A new open-source tool called Destructive Command Guard (DCG) intercepts dangerous git and shell commands issued by AI coding agents, preventing accidental data loss. Released on GitHub by developer Dicklesworthstone, DCG works with Claude Code, Codex CLI, Gemini CLI, Copilot CLI, Cursor, and other popular AI-assisted development tools. The tool blocks commands like `git reset --hard`, `rm -rf`, and `DROP TABLE` before they execute, offering safer alternatives.
How DCG Works
DCG installs as a hook that sits between the AI agent and the command line. When an agent tries to run a destructive command, DCG intercepts it, displays a clear explanation of why it was blocked, and suggests a safer alternative. For example, if an agent runs `git reset --hard HEAD~5`, DCG blocks it and recommends using `git stash` first to save uncommitted changes.
The tool uses a modular "pack" system to organize destructive command patterns by category. Packs can be enabled or disabled in the configuration file. By default, DCG enables only the most critical packs: `core.filesystem` (blocks dangerous `rm -rf` outside temp directories), `core.git` (blocks destructive git commands that lose uncommitted work), and `system.disk` (blocks disk operations like `mkfs`, `dd`, `fdisk`, `parted`, `mdadm`, `lvm removal`, and `wipefs`).
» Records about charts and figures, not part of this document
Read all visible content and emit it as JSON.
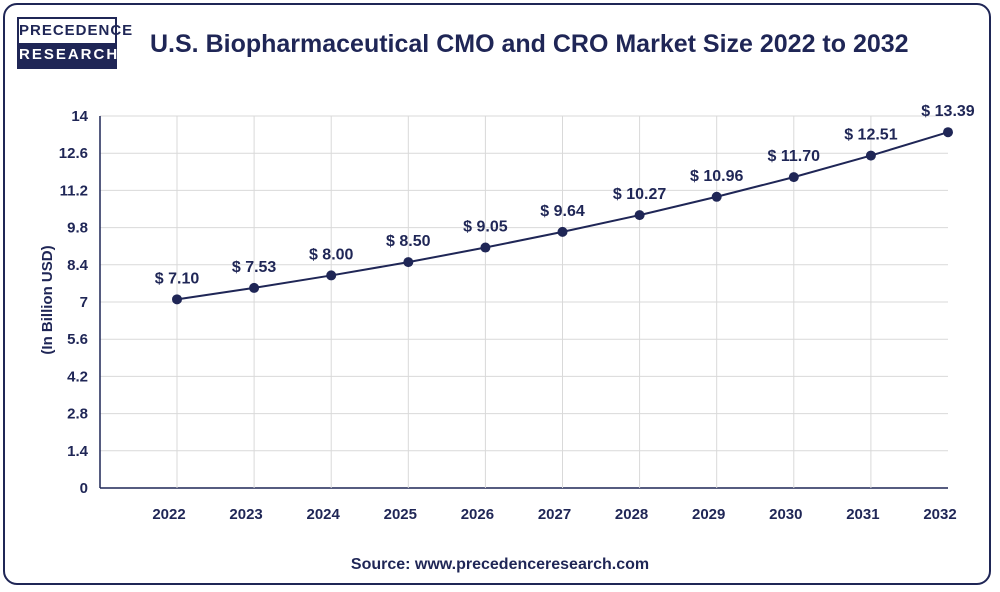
{
  "brand": {
    "line1": "PRECEDENCE",
    "line2": "RESEARCH"
  },
  "chart_data": {
    "type": "line",
    "title": "U.S. Biopharmaceutical CMO and CRO Market Size 2022 to 2032",
    "xlabel": "",
    "ylabel": "(In Billion USD)",
    "categories": [
      "2022",
      "2023",
      "2024",
      "2025",
      "2026",
      "2027",
      "2028",
      "2029",
      "2030",
      "2031",
      "2032"
    ],
    "values": [
      7.1,
      7.53,
      8.0,
      8.5,
      9.05,
      9.64,
      10.27,
      10.96,
      11.7,
      12.51,
      13.39
    ],
    "data_labels": [
      "$ 7.10",
      "$ 7.53",
      "$ 8.00",
      "$ 8.50",
      "$ 9.05",
      "$ 9.64",
      "$ 10.27",
      "$ 10.96",
      "$ 11.70",
      "$ 12.51",
      "$ 13.39"
    ],
    "yticks": [
      0,
      1.4,
      2.8,
      4.2,
      5.6,
      7,
      8.4,
      9.8,
      11.2,
      12.6,
      14
    ],
    "ytick_labels": [
      "0",
      "1.4",
      "2.8",
      "4.2",
      "5.6",
      "7",
      "8.4",
      "9.8",
      "11.2",
      "12.6",
      "14"
    ],
    "ylim": [
      0,
      14
    ],
    "grid": true,
    "line_color": "#1f2656",
    "marker_color": "#1f2656"
  },
  "source": "Source: www.precedenceresearch.com"
}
On Windows, additional packs for `windows.filesystem` and `windows.system` are on by default, blocking commands like `del /s`, `rd /s`, `Remove-Item -Recurse -Force`, `format`, and `vssadmin delete shadows`.
Installation and Configuration
DCG can be installed via a one-liner curl command on Linux, macOS, and Windows through WSL, or via a PowerShell installer for native Windows. The installer auto-detects the platform, downloads the correct binary, and configures hooks for supported agents including Claude Code, Codex CLI 0.125.0+, Gemini CLI, GitHub Copilot CLI, VS Code Copilot Chat, Cursor IDE, Hermes Agent, and Grok (xAI). On Windows, it installs a native `dcg.exe`, verifies the SHA256 checksum and Sigstore/cosign signature when available, adds it to the user PATH, runs a self-test, and configures detected agent hooks.
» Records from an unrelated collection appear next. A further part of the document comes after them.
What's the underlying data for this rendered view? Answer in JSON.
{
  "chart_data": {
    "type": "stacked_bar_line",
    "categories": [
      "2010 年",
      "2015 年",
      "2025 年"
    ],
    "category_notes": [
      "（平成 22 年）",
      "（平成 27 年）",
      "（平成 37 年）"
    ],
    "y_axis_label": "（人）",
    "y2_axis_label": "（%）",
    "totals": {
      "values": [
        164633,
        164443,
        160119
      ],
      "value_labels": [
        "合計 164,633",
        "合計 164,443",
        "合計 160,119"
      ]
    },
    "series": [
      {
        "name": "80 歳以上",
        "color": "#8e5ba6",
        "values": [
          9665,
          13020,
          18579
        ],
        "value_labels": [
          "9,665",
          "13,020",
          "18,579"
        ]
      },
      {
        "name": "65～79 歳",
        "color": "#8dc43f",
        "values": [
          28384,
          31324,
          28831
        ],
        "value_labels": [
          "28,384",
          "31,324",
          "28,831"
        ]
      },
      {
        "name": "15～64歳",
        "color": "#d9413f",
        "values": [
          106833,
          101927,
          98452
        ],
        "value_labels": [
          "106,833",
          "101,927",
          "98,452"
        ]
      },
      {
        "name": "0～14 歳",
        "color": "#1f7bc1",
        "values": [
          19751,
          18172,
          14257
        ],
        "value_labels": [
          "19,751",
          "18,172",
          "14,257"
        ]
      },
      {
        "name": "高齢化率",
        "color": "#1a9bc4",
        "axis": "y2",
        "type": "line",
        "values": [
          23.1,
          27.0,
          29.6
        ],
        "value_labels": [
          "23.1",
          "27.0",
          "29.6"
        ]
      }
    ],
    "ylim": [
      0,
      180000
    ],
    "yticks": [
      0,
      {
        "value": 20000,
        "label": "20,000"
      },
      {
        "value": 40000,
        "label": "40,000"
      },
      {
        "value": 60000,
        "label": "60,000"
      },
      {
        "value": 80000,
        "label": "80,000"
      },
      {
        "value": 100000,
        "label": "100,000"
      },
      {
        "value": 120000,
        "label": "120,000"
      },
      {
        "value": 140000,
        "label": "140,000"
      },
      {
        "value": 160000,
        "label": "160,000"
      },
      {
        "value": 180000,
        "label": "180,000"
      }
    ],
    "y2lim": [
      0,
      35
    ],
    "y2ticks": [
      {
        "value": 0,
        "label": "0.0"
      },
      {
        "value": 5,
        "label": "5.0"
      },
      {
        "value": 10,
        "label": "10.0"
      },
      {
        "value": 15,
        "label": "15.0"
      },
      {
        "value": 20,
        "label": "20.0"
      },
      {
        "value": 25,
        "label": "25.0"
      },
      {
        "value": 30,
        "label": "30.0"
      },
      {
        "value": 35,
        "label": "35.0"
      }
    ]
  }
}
Users can customize protection by editing `~/.config/dcg/config.toml`. The configuration supports agent-specific settings, so Claude Code can be trusted more with a wider allowlist and fewer packs, while unknown agents get extra paranoid packs and no allowlist bypass. For commands that are genuinely needed, users can set `DCG_BYPASS=1` to disable all protection for a single invocation, or add the command to an allowlist for recurring use.
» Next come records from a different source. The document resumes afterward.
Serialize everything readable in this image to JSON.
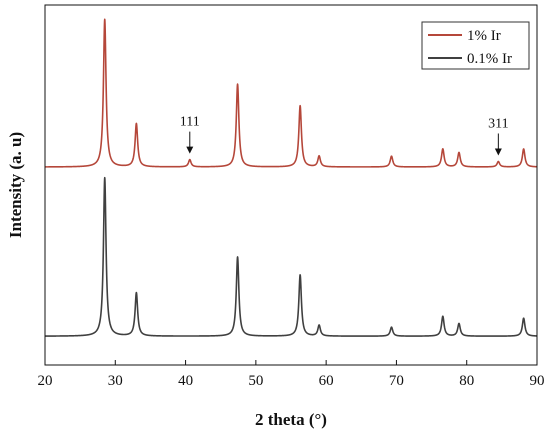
{
  "chart_data": {
    "type": "line",
    "title": "",
    "xlabel": "2 theta (°)",
    "ylabel": "Intensity (a. u)",
    "xlim": [
      20,
      90
    ],
    "xticks": [
      20,
      30,
      40,
      50,
      60,
      70,
      80,
      90
    ],
    "y_ticks_shown": false,
    "grid": false,
    "legend_position": "top-right",
    "series": [
      {
        "name": "1% Ir",
        "color": "#b5473a",
        "baseline": 0.55,
        "peaks": [
          {
            "x": 28.5,
            "h": 0.41
          },
          {
            "x": 33.0,
            "h": 0.12
          },
          {
            "x": 40.6,
            "h": 0.02
          },
          {
            "x": 47.4,
            "h": 0.23
          },
          {
            "x": 56.3,
            "h": 0.17
          },
          {
            "x": 59.0,
            "h": 0.03
          },
          {
            "x": 69.3,
            "h": 0.03
          },
          {
            "x": 76.6,
            "h": 0.05
          },
          {
            "x": 78.9,
            "h": 0.04
          },
          {
            "x": 84.5,
            "h": 0.015
          },
          {
            "x": 88.1,
            "h": 0.05
          }
        ]
      },
      {
        "name": "0.1% Ir",
        "color": "#404040",
        "baseline": 0.08,
        "peaks": [
          {
            "x": 28.5,
            "h": 0.44
          },
          {
            "x": 33.0,
            "h": 0.12
          },
          {
            "x": 47.4,
            "h": 0.22
          },
          {
            "x": 56.3,
            "h": 0.17
          },
          {
            "x": 59.0,
            "h": 0.03
          },
          {
            "x": 69.3,
            "h": 0.025
          },
          {
            "x": 76.6,
            "h": 0.055
          },
          {
            "x": 78.9,
            "h": 0.035
          },
          {
            "x": 88.1,
            "h": 0.05
          }
        ]
      }
    ],
    "annotations": [
      {
        "text": "111",
        "x": 40.6,
        "series": 0
      },
      {
        "text": "311",
        "x": 84.5,
        "series": 0
      }
    ]
  }
}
Supported Agents and Platforms
DCG officially supports Claude Code, Codex CLI 0.125.0+, Gemini CLI, GitHub Copilot CLI, VS Code Copilot Chat, Cursor IDE, Hermes Agent, Grok (xAI) (via native `~/.grok/hooks/` plus a Claude compatibility layer), Antigravity CLI (agy), OpenCode (via community plugin), Pi (via extension recipe), Aider (limited to git hooks only), and Continue (detection only). The tool automatically detects which agent is invoking it and applies agent-specific configuration.
A notable feature is first-class support for Codex CLI. DCG detects Codex payloads from the non-empty `turn_id` field and emits only Codex's documented denial fields, ensuring a blocked command is reported as blocked rather than as a failed hook. The project began as a Python script by Jeffrey Emanuel, who recognized that AI coding agents occasionally run catastrophic commands. Darin Gordon later ported it to Rust with performance optimizations, adding sub-millisecond execution through SIMD-accelerated filtering and lazy-compiled regex patterns. Jeffrey subsequently expanded the Rust codebase with the modular pack system (50+ security packs), heredoc/inline-script scanning, a three-tier architecture, context classification, allowlists, scan mode, and a dual regex engine.
Opt-In Packs for Broader Protection
Beyond the default packs, DCG offers many opt-in packs that users can enable in the configuration file. These include `database.postgresql` (blocks DROP TABLE, TRUNCATE), `kubernetes.kubectl` (blocks `kubectl delete namespace`), `cloud.aws` (blocks `aws ec2 terminate-instances`), `containers.docker` (blocks `docker system prune`), `storage.s3`, and many more. Running `dcg init` writes a starter config that enables `database.postgresql` and `containers.docker` as examples, but no pack is active until explicitly enabled in the config. On Unix, the `windows.*` packs are registered but off by default; they can be enabled to scan committed `.ps1` or `.cmd` scripts in CI.
DCG is designed for developers who use AI coding agents and want a safety net against accidental destruction of work. The tool's combination of high performance, broad agent support, and granular configuration makes it a practical addition to any AI-assisted development workflow.